Сильвер молчал, и она почувствовала, что он недоволен. Весь ее пыл погас. Она робко прошептала:
— Не сердись. Мне горько, что ты уходишь, оттого и лезут в голову такие мысли. Я знаю, ты прав. Мне надо смириться.
Она заплакала. Растроганный Сильвер взял ее руки и поцеловал их.
— Послушай, — сказал он нежно, — ты то сердишься, то плачешь, как маленькая. Будь умницей. Я не браню тебя… Я просто хочу, чтобы тебе было лучше, а ведь это во многом зависит от тебя.
Воспоминание о драме, о которой Мьетта говорила с такой болью, опечалило влюбленных. Несколько минут они шли, опустив голову, взволнованные своими мыслями.
— Что же, ты думаешь, я много счастливей тебя? — спросил Сильвер, невольно возвращаясь к разговору. — Что бы сталось со мной, если бы бабушка не взяла меня и не воспитала? Только дядя Антуан, такой же рабочий, как я, говорил со мною и научил меня любить республику, а все другие родственники боятся, как бы не запачкаться, когда я прохожу мимо.

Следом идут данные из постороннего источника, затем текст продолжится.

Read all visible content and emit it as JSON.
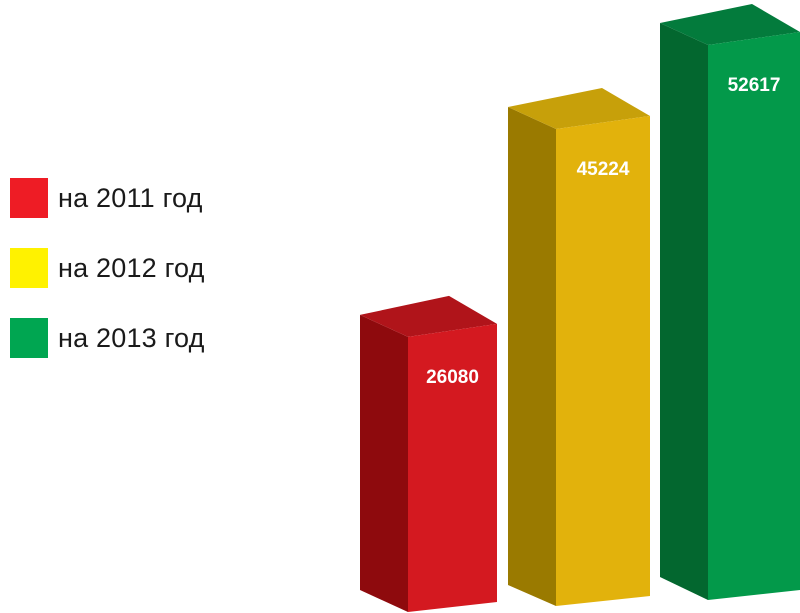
{
  "chart_data": {
    "type": "bar",
    "title": "",
    "xlabel": "",
    "ylabel": "",
    "categories": [
      "на 2011 год",
      "на 2012 год",
      "на 2013 год"
    ],
    "values": [
      26080,
      45224,
      52617
    ],
    "value_labels": [
      "26080",
      "45224",
      "52617"
    ],
    "colors": {
      "front": [
        "#d41920",
        "#e2b20c",
        "#03994a"
      ],
      "side": [
        "#8e0a0d",
        "#9a7a00",
        "#03672f"
      ],
      "top": [
        "#b0141a",
        "#c7a00a",
        "#037b3c"
      ]
    },
    "legend": {
      "position": "left",
      "swatches": [
        "#ee1c25",
        "#fff200",
        "#00a651"
      ]
    },
    "grid": false,
    "three_d": true
  }
}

Разгорячившись, он остановился посреди дороги, удерживая Мьетту.
— Видит бог, — продолжал он, — во мне нет ни зависти, ни ненависти. Но если мы победим, я этим важным господам все выскажу. Дядя Антуан немало о них знает. Вот увидишь, дай только вернуться. Мы все будем жить счастливо и свободно.
Мьетта тихонько потянула его, и они продолжали путь.

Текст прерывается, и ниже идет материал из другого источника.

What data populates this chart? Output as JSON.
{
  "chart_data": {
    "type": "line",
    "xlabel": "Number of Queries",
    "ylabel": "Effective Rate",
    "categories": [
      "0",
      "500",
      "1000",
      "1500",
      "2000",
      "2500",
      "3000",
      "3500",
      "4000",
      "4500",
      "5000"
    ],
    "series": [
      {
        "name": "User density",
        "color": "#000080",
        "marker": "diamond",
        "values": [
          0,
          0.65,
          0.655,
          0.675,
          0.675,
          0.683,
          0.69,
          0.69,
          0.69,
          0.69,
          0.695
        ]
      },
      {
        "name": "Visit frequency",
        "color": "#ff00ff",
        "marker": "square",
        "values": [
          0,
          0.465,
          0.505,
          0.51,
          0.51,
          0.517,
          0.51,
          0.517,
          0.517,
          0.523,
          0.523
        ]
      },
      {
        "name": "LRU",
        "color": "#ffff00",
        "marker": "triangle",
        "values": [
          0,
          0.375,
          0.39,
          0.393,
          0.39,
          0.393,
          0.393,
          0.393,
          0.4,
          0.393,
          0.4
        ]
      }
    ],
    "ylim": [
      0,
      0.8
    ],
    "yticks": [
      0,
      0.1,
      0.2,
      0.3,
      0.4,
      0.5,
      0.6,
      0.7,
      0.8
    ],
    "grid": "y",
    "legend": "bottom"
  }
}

— Как ты ее любишь, свою республику! — сказала она как бы в шутку. — Наверное, больше, чем меня.
Она смеялась, но в ее смехе чувствовалась горечь. Вероятно, ей казалось, что Сильвер слишком легко расстается с ней, отправляясь в поход. Но юноша серьезно ответил:
— Ты моя жена. Тебе я отдал сердце. А республику я люблю, потому что люблю тебя. Когда мы поженимся, нам нужно будет очень много счастья. И вот за этим счастьем я и пойду завтра утром… Ведь ты же сама не хочешь, чтобы я остался?
— Нет, нет! — горячо воскликнула девушка. — Мужчина должен быть сильным. Как прекрасно быть храбрым! Не сердись, что я завидую. Мне бы хотелось быть такой же сильной, как ты. Тогда ты любил бы меня еще больше, правда?